Turning to the sabotage and corruption plaguing power plants, as stressed by De Ruyter in his affidavit and in an explosive interview that has shaken the government, Holomisa said similar to the procurement of about 6 000 megawatt to overcome the current shortfall, this problem was the state’s to resolve. 

“It is clear that Eskom cannot address this. Only the government can.”

From the outset, the applicants, in their founding affidavit, said Mantashe and Public Enterprises Minister Pravin Gordhan not only apparently failed to agree on the causes of load-shedding but to act in concert to find a way of ending it.

Holomisa returned to this and said it pointed to a further failure on the part of the president.

Section 85(c) of the Constitution makes clear that, in exercising his executive power, he has to co-ordinate the functions of state departments.

“There is clear evidence of lack of co-ordination, simply on account of the facts pleaded by Eskom, which blames the government for various breaches since at least 1998.

“These would have been apparent to President Ramaphosa since he took office.

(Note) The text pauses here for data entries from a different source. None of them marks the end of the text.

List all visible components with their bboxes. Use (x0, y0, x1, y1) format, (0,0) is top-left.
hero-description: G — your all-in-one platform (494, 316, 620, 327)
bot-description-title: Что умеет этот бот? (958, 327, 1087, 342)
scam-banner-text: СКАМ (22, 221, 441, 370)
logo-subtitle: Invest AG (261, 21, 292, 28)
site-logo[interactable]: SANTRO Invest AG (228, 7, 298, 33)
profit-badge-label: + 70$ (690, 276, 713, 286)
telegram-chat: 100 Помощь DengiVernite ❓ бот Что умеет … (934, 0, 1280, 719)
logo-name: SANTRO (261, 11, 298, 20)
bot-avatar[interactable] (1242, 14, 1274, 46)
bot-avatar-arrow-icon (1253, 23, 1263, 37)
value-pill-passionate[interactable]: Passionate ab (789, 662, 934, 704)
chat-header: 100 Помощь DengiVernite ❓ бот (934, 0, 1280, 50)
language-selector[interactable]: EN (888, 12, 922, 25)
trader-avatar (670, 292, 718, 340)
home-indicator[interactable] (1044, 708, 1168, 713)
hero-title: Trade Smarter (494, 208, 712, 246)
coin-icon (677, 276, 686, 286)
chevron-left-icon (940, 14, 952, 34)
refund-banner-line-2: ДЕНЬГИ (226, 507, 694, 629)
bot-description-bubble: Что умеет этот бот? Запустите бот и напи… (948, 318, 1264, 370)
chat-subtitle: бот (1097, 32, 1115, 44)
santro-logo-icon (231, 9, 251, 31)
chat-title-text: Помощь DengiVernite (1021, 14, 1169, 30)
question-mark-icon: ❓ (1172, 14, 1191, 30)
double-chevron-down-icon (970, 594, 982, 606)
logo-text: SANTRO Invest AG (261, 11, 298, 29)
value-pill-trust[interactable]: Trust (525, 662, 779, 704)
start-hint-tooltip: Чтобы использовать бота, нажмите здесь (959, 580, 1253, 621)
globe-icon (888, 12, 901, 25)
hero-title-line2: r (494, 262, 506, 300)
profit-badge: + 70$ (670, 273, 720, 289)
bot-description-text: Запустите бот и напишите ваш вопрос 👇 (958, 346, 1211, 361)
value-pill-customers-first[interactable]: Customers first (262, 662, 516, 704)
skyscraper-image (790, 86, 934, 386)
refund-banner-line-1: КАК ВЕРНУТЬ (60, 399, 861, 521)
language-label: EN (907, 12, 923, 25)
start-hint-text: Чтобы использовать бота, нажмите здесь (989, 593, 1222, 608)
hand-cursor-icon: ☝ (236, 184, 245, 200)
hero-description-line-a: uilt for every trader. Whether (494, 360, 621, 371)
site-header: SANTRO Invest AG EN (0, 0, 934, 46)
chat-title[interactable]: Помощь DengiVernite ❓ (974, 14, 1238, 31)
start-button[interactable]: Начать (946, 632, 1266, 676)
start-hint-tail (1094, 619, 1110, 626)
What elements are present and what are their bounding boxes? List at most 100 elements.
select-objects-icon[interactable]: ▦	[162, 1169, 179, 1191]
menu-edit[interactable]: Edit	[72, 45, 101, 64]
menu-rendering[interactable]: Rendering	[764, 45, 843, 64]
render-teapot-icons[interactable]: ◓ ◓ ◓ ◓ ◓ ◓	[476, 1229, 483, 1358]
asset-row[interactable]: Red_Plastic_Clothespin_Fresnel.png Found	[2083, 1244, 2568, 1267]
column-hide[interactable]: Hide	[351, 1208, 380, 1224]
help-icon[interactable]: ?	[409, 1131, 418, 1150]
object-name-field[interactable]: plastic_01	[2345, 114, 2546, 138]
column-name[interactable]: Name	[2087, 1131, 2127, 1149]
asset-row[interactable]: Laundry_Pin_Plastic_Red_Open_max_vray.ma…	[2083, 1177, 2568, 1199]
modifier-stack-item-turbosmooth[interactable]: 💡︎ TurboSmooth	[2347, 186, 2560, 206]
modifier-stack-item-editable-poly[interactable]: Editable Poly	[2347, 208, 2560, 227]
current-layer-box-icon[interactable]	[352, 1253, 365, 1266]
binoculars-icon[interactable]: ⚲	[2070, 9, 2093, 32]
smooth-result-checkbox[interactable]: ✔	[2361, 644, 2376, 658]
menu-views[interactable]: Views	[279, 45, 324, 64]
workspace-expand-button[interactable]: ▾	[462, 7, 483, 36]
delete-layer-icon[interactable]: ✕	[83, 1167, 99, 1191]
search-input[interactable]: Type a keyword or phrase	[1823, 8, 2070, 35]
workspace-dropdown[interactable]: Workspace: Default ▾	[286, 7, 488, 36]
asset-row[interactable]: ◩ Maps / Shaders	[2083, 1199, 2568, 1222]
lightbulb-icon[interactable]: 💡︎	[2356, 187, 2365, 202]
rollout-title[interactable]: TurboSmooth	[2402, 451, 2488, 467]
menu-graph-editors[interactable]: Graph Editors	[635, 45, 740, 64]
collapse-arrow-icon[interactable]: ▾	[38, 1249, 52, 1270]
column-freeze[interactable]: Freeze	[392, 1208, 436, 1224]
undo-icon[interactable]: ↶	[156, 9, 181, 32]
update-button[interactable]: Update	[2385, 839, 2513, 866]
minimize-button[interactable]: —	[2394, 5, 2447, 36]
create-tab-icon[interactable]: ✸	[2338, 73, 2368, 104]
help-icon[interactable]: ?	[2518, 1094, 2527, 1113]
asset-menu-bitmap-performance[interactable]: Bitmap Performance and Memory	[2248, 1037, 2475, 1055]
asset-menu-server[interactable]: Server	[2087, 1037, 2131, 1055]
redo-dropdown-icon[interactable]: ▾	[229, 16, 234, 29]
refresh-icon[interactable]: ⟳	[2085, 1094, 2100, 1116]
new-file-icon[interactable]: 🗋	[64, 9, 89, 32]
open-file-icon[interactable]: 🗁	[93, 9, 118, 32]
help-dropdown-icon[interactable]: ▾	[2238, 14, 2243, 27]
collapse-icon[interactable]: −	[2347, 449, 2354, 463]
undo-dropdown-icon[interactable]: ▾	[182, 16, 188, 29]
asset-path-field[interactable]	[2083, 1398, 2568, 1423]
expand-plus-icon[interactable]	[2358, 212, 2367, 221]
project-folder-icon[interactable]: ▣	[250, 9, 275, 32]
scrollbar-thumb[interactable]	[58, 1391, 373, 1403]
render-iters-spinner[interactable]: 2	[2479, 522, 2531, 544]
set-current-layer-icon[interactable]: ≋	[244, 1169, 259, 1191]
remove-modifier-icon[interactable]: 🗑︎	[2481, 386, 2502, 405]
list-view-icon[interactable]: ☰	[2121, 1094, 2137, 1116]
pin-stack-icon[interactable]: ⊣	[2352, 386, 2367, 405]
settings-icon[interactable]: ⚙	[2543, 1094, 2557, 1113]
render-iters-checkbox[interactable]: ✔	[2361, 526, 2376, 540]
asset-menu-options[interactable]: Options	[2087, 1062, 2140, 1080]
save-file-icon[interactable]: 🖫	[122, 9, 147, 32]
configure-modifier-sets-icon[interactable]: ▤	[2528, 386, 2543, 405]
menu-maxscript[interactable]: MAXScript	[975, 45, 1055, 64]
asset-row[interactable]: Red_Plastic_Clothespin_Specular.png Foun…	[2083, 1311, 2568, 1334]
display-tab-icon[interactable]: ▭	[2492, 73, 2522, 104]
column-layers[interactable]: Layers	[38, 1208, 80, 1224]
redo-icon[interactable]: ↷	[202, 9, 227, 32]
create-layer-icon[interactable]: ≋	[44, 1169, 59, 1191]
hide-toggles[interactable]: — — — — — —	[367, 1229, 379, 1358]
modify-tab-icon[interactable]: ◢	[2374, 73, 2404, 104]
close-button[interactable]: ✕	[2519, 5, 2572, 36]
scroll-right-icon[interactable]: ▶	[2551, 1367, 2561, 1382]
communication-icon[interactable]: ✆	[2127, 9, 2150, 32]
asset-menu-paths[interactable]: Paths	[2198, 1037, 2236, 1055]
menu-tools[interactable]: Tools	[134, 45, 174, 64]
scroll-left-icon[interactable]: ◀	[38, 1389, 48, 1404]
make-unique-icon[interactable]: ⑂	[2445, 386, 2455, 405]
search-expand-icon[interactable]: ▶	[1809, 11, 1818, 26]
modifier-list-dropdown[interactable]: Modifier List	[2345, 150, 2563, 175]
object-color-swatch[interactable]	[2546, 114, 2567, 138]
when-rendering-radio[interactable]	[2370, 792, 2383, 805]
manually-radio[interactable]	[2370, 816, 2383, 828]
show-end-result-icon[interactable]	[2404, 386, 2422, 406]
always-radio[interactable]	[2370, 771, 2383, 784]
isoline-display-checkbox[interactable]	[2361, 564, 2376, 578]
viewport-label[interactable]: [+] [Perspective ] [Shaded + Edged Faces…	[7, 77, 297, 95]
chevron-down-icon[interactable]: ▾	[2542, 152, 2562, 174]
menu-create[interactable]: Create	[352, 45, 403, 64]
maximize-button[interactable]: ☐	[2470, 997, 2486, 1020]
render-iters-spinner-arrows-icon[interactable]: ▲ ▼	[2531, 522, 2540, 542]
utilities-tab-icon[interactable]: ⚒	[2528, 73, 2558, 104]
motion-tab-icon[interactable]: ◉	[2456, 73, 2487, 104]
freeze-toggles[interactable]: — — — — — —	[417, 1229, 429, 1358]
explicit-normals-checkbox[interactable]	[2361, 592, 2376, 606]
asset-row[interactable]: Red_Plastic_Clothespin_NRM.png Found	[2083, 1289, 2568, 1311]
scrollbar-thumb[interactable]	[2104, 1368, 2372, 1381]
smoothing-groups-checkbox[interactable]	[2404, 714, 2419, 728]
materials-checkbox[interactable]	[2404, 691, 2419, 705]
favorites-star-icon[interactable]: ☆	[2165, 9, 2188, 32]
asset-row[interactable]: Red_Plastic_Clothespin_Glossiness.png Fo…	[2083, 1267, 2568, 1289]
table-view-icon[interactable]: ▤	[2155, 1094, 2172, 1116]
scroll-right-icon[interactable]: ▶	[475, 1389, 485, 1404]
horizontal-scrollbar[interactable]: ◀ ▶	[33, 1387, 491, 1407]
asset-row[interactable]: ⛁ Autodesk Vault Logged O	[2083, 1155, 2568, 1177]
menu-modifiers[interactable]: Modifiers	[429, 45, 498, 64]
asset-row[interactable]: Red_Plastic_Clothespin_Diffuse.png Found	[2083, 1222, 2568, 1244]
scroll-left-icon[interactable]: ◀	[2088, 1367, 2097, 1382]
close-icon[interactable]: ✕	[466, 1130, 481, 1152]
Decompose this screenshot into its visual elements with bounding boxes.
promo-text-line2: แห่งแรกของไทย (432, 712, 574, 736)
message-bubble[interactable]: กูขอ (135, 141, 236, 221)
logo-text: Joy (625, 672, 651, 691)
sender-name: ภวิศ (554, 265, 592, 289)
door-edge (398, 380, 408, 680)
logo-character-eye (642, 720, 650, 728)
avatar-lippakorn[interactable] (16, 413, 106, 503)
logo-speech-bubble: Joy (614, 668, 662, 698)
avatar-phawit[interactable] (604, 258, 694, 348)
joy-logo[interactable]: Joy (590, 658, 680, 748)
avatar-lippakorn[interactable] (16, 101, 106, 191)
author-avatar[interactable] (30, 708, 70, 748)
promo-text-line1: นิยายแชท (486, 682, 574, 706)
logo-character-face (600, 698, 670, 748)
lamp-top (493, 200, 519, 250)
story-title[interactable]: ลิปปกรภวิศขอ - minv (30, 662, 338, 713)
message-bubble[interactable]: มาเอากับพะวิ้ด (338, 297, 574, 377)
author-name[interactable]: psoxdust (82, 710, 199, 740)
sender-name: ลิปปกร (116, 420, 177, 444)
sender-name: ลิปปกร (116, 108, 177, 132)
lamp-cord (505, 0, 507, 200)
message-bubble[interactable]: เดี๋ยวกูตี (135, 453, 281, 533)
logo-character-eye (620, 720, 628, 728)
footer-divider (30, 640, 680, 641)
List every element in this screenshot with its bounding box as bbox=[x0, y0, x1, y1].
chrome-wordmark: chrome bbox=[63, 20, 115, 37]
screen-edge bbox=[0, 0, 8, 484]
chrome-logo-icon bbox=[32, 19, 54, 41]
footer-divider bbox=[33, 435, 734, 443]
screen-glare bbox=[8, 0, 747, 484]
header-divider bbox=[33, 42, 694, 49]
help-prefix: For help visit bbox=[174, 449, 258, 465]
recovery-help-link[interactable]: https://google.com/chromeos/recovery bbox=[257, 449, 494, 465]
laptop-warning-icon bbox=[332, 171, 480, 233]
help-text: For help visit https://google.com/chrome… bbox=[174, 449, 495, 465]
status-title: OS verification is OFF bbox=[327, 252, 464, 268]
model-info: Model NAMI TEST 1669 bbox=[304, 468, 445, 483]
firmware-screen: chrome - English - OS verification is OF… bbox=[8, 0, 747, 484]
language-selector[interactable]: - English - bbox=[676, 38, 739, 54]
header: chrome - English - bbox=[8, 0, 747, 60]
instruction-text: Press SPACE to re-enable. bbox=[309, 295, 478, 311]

That it is now five years later, and he is yet to fulfil his constitutional obligations, means that the court cannot cut him any slack.” 

The applicants seek an urgent interdict compelling the state to exempt certain sectors from load-shedding to ensure the provision of basic services, and to table a plan, within seven days, with steps it will take to end load-shedding, including a maintenance schedule for Eskom.

This part of their application will be heard by the Pretoria high court on 20 March and the second, where they seek a declaratory order against the president and the government, on 23 May.